В прокуренном голосе ее, в крохотных антрацитовых глазках, погруженных на дно глубоких, свинцово-темных ямин, было столько власти, что парень невольно полез в карман, выгребая всю мелочь. «Рубля два будет, не меньше», – решил он, высыпая серебро в готовно вскинутую старухину ладонь. Смутно стало Степушке и страшно вдруг, словно бы приблизился он к краю ущелья, взглянул в зыбкую темь, откуда склизким лягушьим холодом мазнуло по лицу, и отшатнулся, а в спину, однако, все подпихивает мягко и настойчиво невидная чужая рука, противиться которой нет ни сил, ни желанья. Слыхал он о цыганках-сербиянках, об их колдовской силе, но гадали ему впервые в жизни и сразу же с такой верной подробностью, что спину заморозило от разбуженного суеверья.
– Эй ты, старуха, ладонь-то не зажимай, – потянулся к цыганке Степушка, не забывая о деньгах.
– Фу какой... ай-яй. Не надо мне твоих грошей. Три дороги у тебя. По одной дороге с женой идти до камня синего каленого. Под тем камнем дьяволова сила, несчастье твое, бесплодье твое, сокрушенье твое, сам враг-сатана там...
И вдруг старуха вскинулась руками, будто крыльями, вскричала нутряно и дико: «Прочь, прочь... изыди», и перед Степушкиным носом раскрыла грязный морщинистый кулак, в котором только что хранились монеты.
– Сатана взял... диаволовы деньги... тьфу-тьфу.
– Куда дела? А ну, отдай!
– Покрой бумажкой, молодой-уважливый, – не смутилась цыганка, лицо ее возбужденно побледнело и покрылось испариной. Она воровски осмотрелась и заторопилась. – Жить тебе долго, это я говорю, сербиянка. В семьдесят восемь лет второй раз женишься. Ты меня слушай, все слушай, только бумажку положи сюда. – Протянула ладонь, хищно искривленную и странно обглоданную изнутри до самых жил. – Покрой денежкой, про вторую дорогу скажу...
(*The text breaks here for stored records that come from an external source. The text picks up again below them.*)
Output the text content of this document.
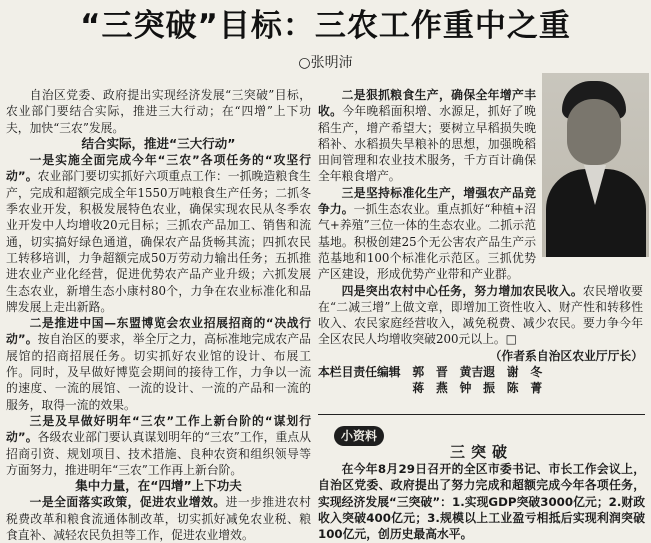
“三突破”目标：三农工作重中之重
○张明沛

自治区党委、政府提出实现经济发展“三突破”目标，农业部门要结合实际，推进三大行动；在“四增”上下功夫，加快“三农”发展。

结合实际，推进“三大行动”

一是实施全面完成今年“三农”各项任务的“攻坚行动”。农业部门要切实抓好六项重点工作：一抓晚造粮食生产，完成和超额完成全年1550万吨粮食生产任务；二抓冬季农业开发，积极发展特色农业，确保实现农民从冬季农业开发中人均增收20元目标；三抓农产品加工、销售和流通，切实搞好绿色通道，确保农产品货畅其流；四抓农民工转移培训，力争超额完成50万劳动力输出任务；五抓推进农业产业化经营，促进优势农产品产业升级；六抓发展生态农业，新增生态小康村80个，力争在农业标准化和品牌发展上走出新路。

二是推进中国—东盟博览会农业招展招商的“决战行动”。按自治区的要求，举全厅之力，高标准地完成农产品展馆的招商招展任务。切实抓好农业馆的设计、布展工作。同时，及早做好博览会期间的接待工作，力争以一流的速度、一流的展馆、一流的设计、一流的产品和一流的服务，取得一流的效果。

三是及早做好明年“三农”工作上新台阶的“谋划行动”。各级农业部门要认真谋划明年的“三农”工作，重点从招商引资、规划项目、技术措施、良种农资和组织领导等方面努力，推进明年“三农”工作再上新台阶。

集中力量，在“四增”上下功夫

一是全面落实政策，促进农业增效。进一步推进农村税费改革和粮食流通体制改革，切实抓好减免农业税、粮食直补、减轻农民负担等工作，促进农业增效。

二是狠抓粮食生产，确保全年增产丰收。今年晚稻面积增、水源足，抓好了晚稻生产，增产希望大；要树立早稻损失晚稻补、水稻损失旱粮补的思想，加强晚稻田间管理和农业技术服务，千方百计确保全年粮食增产。

三是坚持标准化生产，增强农产品竞争力。一抓生态农业。重点抓好“种植+沼气+养殖”三位一体的生态农业。二抓示范基地。积极创建25个无公害农产品生产示范基地和100个标准化示范区。三抓优势产区建设，形成优势产业带和产业群。

四是突出农村中心任务，努力增加农民收入。农民增收要在“二减三增”上做文章，即增加工资性收入、财产性和转移性收入、农民家庭经营收入，减免税费、减少农民。要力争今年全区农民人均增收突破200元以上。□

（作者系自治区农业厅厅长）

本栏目责任编辑　郭　晋　黄吉遐　谢　冬
　　　　　　　　蒋　燕　钟　振　陈　菁

小资料
三突破

在今年8月29日召开的全区市委书记、市长工作会议上，自治区党委、政府提出了努力完成和超额完成今年各项任务，实现经济发展“三突破”：1.实现GDP突破3000亿元；2.财政收入突破400亿元；3.规模以上工业盈亏相抵后实现利润突破100亿元，创历史最高水平。
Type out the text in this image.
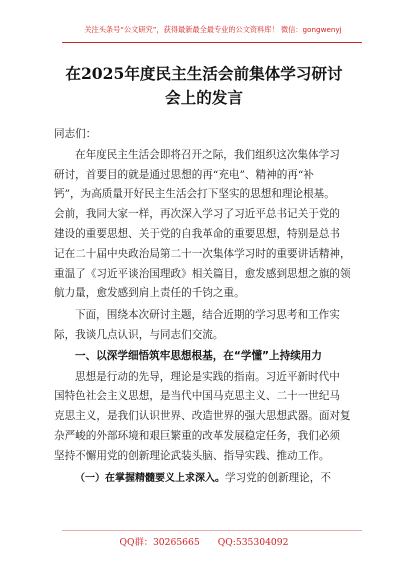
关注头条号“公文研究”，获得最新最全最专业的公文资料库！ 微信：gongwenyj
在2025年度民主生活会前集体学习研讨
会上的发言
同志们：
在年度民主生活会即将召开之际，我们组织这次集体学习
研讨，首要目的就是通过思想的再“充电”、精神的再“补
钙”，为高质量开好民主生活会打下坚实的思想和理论根基。
会前，我同大家一样，再次深入学习了习近平总书记关于党的
建设的重要思想、关于党的自我革命的重要思想，特别是总书
记在二十届中央政治局第二十一次集体学习时的重要讲话精神，
重温了《习近平谈治国理政》相关篇目，愈发感到思想之旗的领
航力量，愈发感到肩上责任的千钧之重。
下面，围绕本次研讨主题，结合近期的学习思考和工作实
际，我谈几点认识，与同志们交流。
一、以深学细悟筑牢思想根基，在“学懂”上持续用力
思想是行动的先导，理论是实践的指南。习近平新时代中
国特色社会主义思想，是当代中国马克思主义、二十一世纪马
克思主义，是我们认识世界、改造世界的强大思想武器。面对复
杂严峻的外部环境和艰巨繁重的改革发展稳定任务，我们必须
坚持不懈用党的创新理论武装头脑、指导实践、推动工作。
（一）在掌握精髓要义上求深入。学习党的创新理论，不
QQ群：30265665 QQ:535304092
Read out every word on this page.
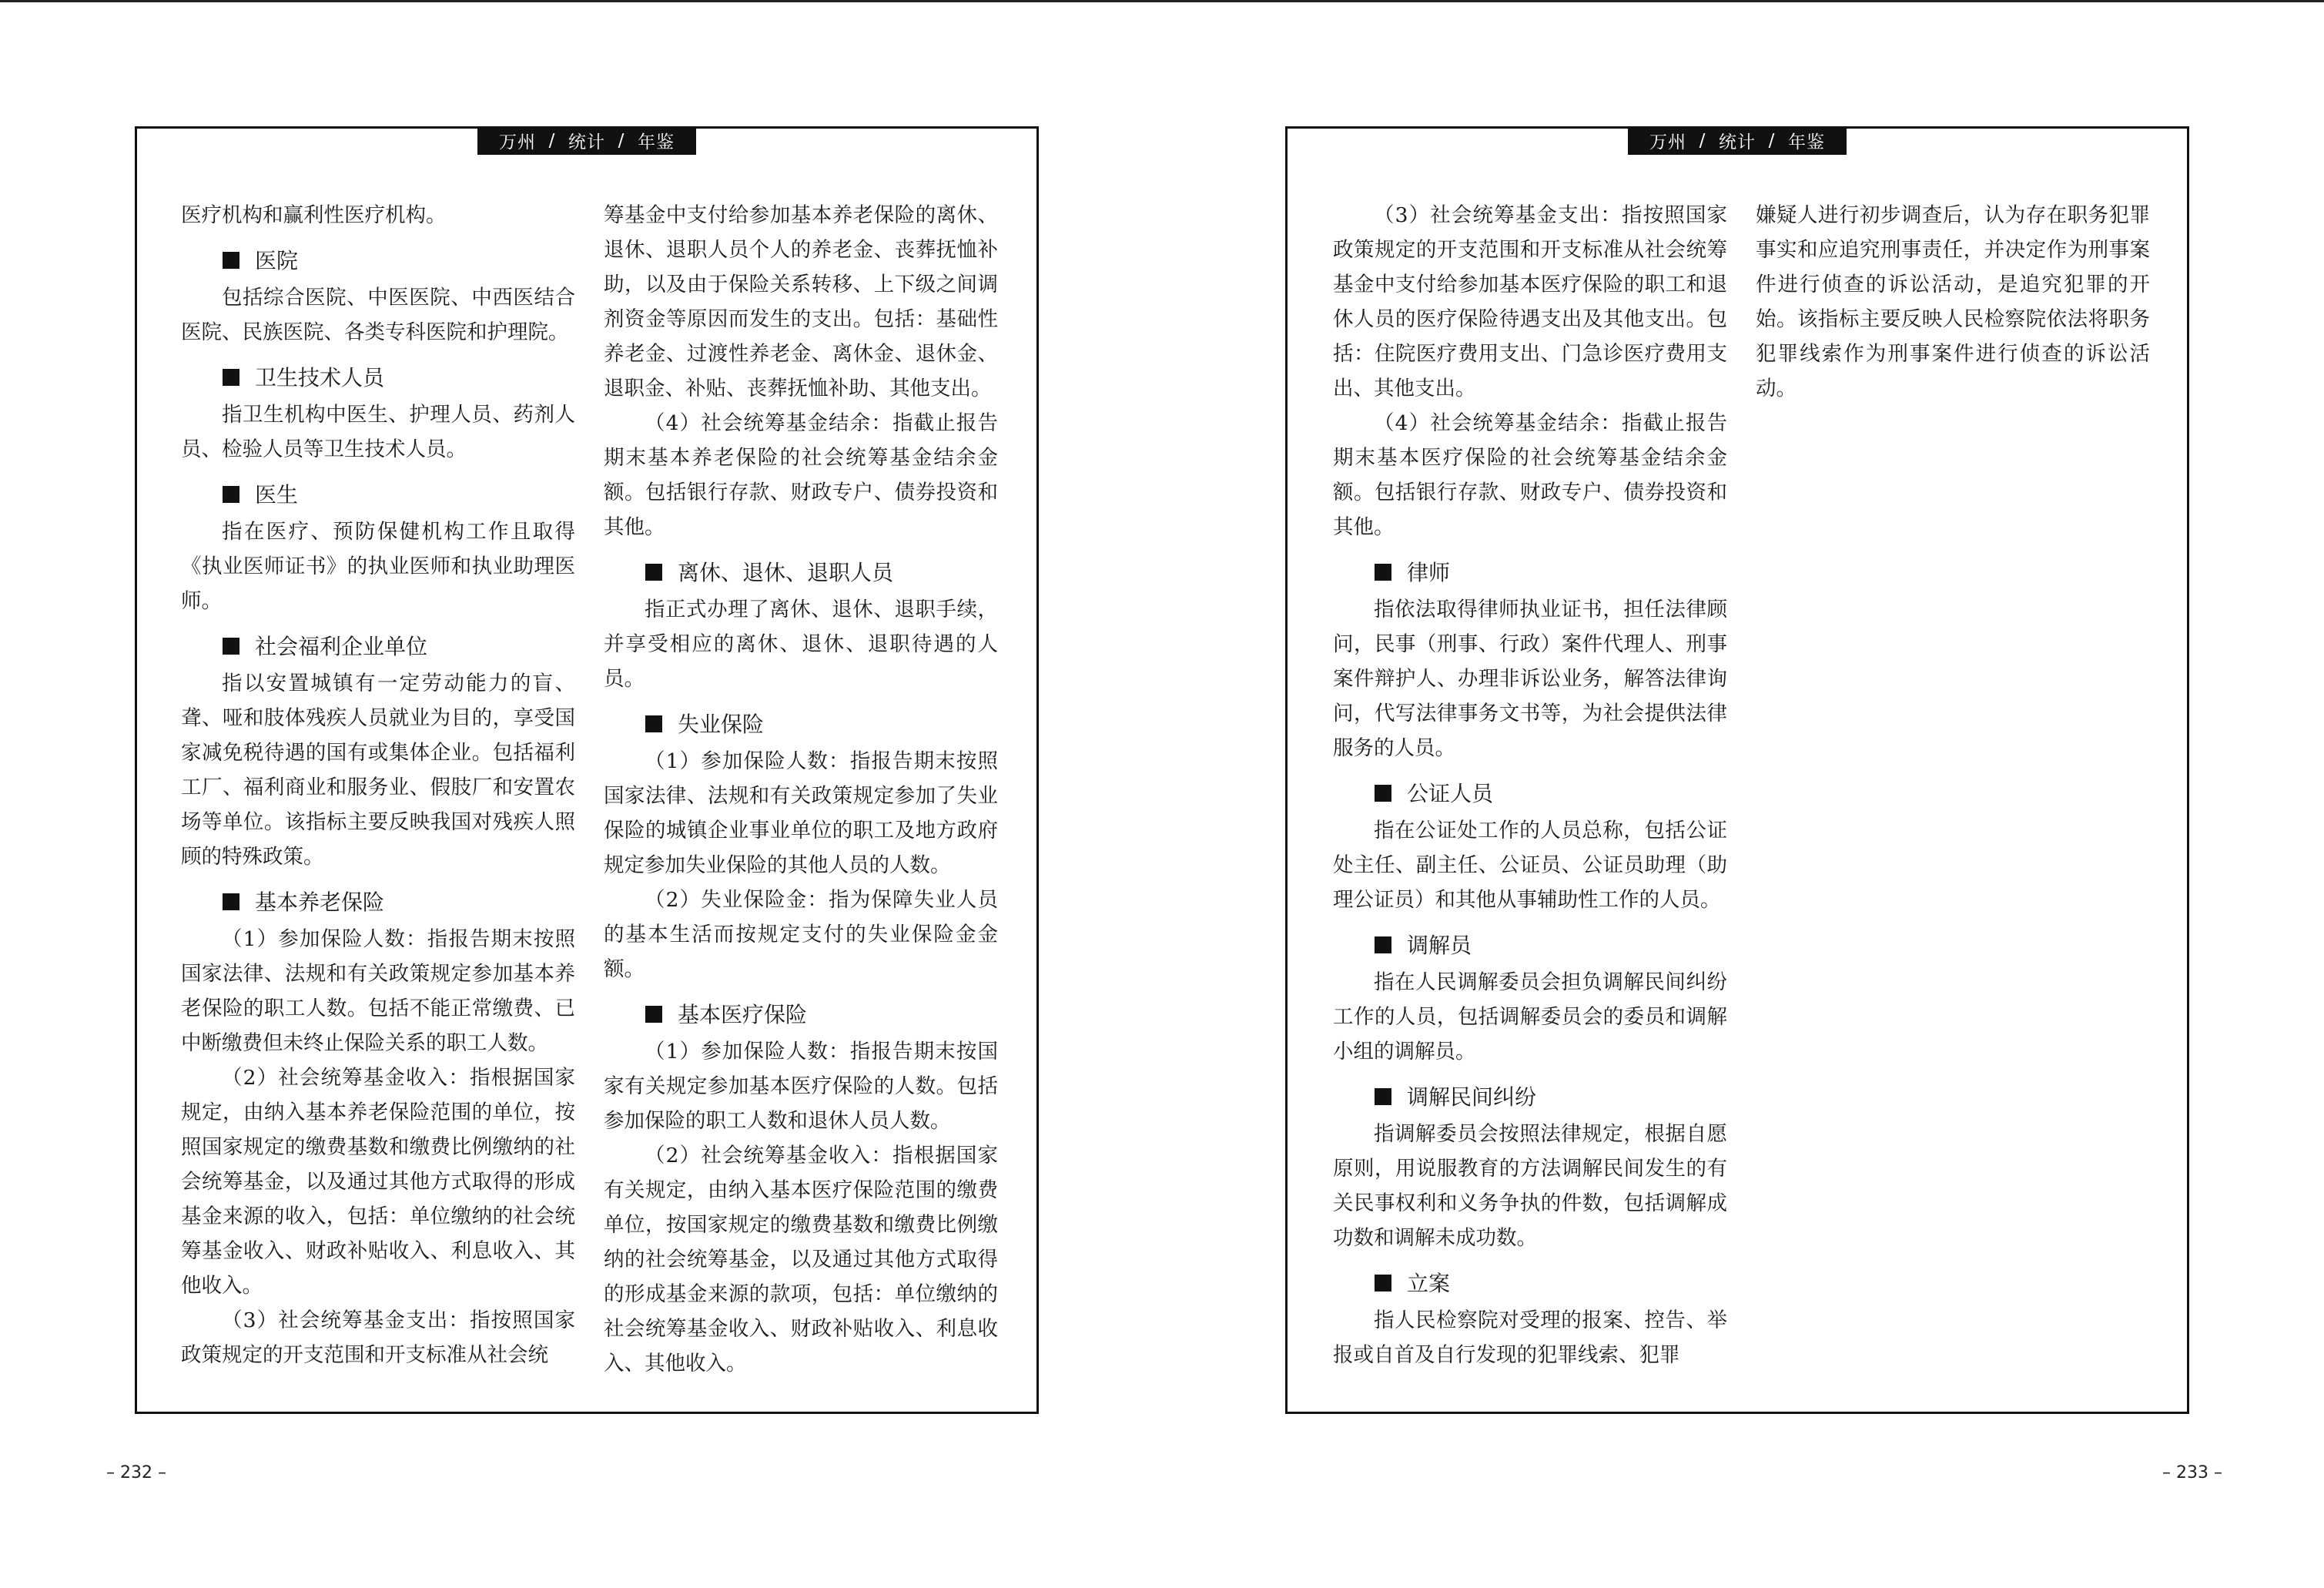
万州
/
统计
/
年鉴

医疗机构和赢利性医疗机构。

医院

包括综合医院、中医医院、中西医结合医院、民族医院、各类专科医院和护理院。

卫生技术人员

指卫生机构中医生、护理人员、药剂人员、检验人员等卫生技术人员。

医生

指在医疗、预防保健机构工作且取得《执业医师证书》的执业医师和执业助理医师。

社会福利企业单位

指以安置城镇有一定劳动能力的盲、聋、哑和肢体残疾人员就业为目的，享受国家减免税待遇的国有或集体企业。包括福利工厂、福利商业和服务业、假肢厂和安置农场等单位。该指标主要反映我国对残疾人照顾的特殊政策。

基本养老保险

（1）参加保险人数：指报告期末按照国家法律、法规和有关政策规定参加基本养老保险的职工人数。包括不能正常缴费、已中断缴费但未终止保险关系的职工人数。

（2）社会统筹基金收入：指根据国家规定，由纳入基本养老保险范围的单位，按照国家规定的缴费基数和缴费比例缴纳的社会统筹基金，以及通过其他方式取得的形成基金来源的收入，包括：单位缴纳的社会统筹基金收入、财政补贴收入、利息收入、其他收入。

（3）社会统筹基金支出：指按照国家政策规定的开支范围和开支标准从社会统

筹基金中支付给参加基本养老保险的离休、退休、退职人员个人的养老金、丧葬抚恤补助，以及由于保险关系转移、上下级之间调剂资金等原因而发生的支出。包括：基础性养老金、过渡性养老金、离休金、退休金、退职金、补贴、丧葬抚恤补助、其他支出。

（4）社会统筹基金结余：指截止报告期末基本养老保险的社会统筹基金结余金额。包括银行存款、财政专户、债券投资和其他。

离休、退休、退职人员

指正式办理了离休、退休、退职手续，并享受相应的离休、退休、退职待遇的人员。

失业保险

（1）参加保险人数：指报告期末按照国家法律、法规和有关政策规定参加了失业保险的城镇企业事业单位的职工及地方政府规定参加失业保险的其他人员的人数。

（2）失业保险金：指为保障失业人员的基本生活而按规定支付的失业保险金金额。

基本医疗保险

（1）参加保险人数：指报告期末按国家有关规定参加基本医疗保险的人数。包括参加保险的职工人数和退休人员人数。

（2）社会统筹基金收入：指根据国家有关规定，由纳入基本医疗保险范围的缴费单位，按国家规定的缴费基数和缴费比例缴纳的社会统筹基金，以及通过其他方式取得的形成基金来源的款项，包括：单位缴纳的社会统筹基金收入、财政补贴收入、利息收入、其他收入。

万州
/
统计
/
年鉴

（3）社会统筹基金支出：指按照国家政策规定的开支范围和开支标准从社会统筹基金中支付给参加基本医疗保险的职工和退休人员的医疗保险待遇支出及其他支出。包括：住院医疗费用支出、门急诊医疗费用支出、其他支出。

（4）社会统筹基金结余：指截止报告期末基本医疗保险的社会统筹基金结余金额。包括银行存款、财政专户、债券投资和其他。

律师

指依法取得律师执业证书，担任法律顾问，民事（刑事、行政）案件代理人、刑事案件辩护人、办理非诉讼业务，解答法律询问，代写法律事务文书等，为社会提供法律服务的人员。

公证人员

指在公证处工作的人员总称，包括公证处主任、副主任、公证员、公证员助理（助理公证员）和其他从事辅助性工作的人员。

调解员

指在人民调解委员会担负调解民间纠纷工作的人员，包括调解委员会的委员和调解小组的调解员。

调解民间纠纷

指调解委员会按照法律规定，根据自愿原则，用说服教育的方法调解民间发生的有关民事权利和义务争执的件数，包括调解成功数和调解未成功数。

立案

指人民检察院对受理的报案、控告、举报或自首及自行发现的犯罪线索、犯罪

嫌疑人进行初步调查后，认为存在职务犯罪事实和应追究刑事责任，并决定作为刑事案件进行侦查的诉讼活动，是追究犯罪的开始。该指标主要反映人民检察院依法将职务犯罪线索作为刑事案件进行侦查的诉讼活动。

– 232 –	– 233 –
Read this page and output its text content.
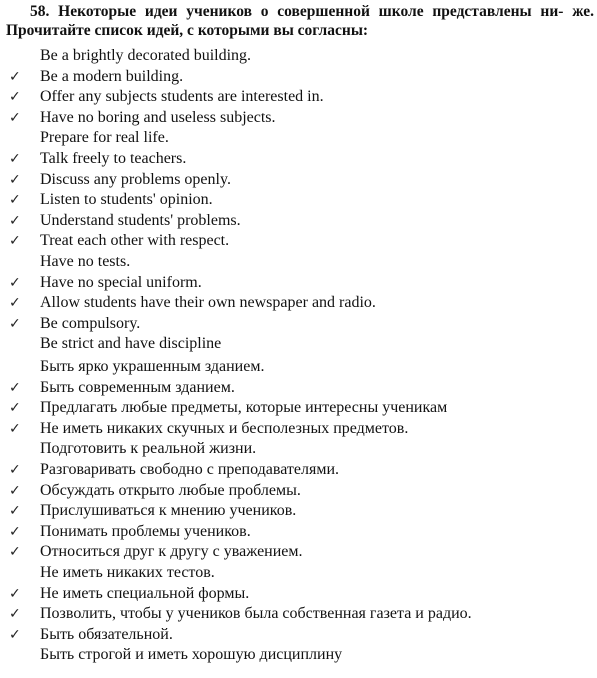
58. Некоторые идеи учеников о совершенной школе представлены ни- же. Прочитайте список идей, с которыми вы согласны:
Be a brightly decorated building.
✓ Be a modern building.
✓ Offer any subjects students are interested in.
✓ Have no boring and useless subjects.
Prepare for real life.
✓ Talk freely to teachers.
✓ Discuss any problems openly.
✓ Listen to students' opinion.
✓ Understand students' problems.
✓ Treat each other with respect.
Have no tests.
✓ Have no special uniform.
✓ Allow students have their own newspaper and radio.
✓ Be compulsory.
Be strict and have discipline
Быть ярко украшенным зданием.
✓ Быть современным зданием.
✓ Предлагать любые предметы, которые интересны ученикам
✓ Не иметь никаких скучных и бесполезных предметов.
Подготовить к реальной жизни.
✓ Разговаривать свободно с преподавателями.
✓ Обсуждать открыто любые проблемы.
✓ Прислушиваться к мнению учеников.
✓ Понимать проблемы учеников.
✓ Относиться друг к другу с уважением.
Не иметь никаких тестов.
✓ Не иметь специальной формы.
✓ Позволить, чтобы у учеников была собственная газета и радио.
✓ Быть обязательной.
Быть строгой и иметь хорошую дисциплину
– Врешь все, врешь! – Словно бы хмелем окатило голову, так закружилось все перед глазами. Верить хотелось и страшился укрепиться в этой вере. – Врешь все, врешь! – лихорадочно повторял, вглядываясь в одрябшее плоское лицо, и вдруг цепко ухватил цыганку за плечо, за плюшевый скользкий жакет и потянул к себе. Видно, что-то бешеное плеснулось в крапчатых Степушкиных глазах, иль старуха не ожидала такого поворота, но только испуганно заоглядывалась она, отыскивая подмогу. – Скажи, как мать мою зовут, и всему поверю. Пять рублей даю... Ну, скажи!
– Чего к старухе лезешь? Такой молодой, эй-эй...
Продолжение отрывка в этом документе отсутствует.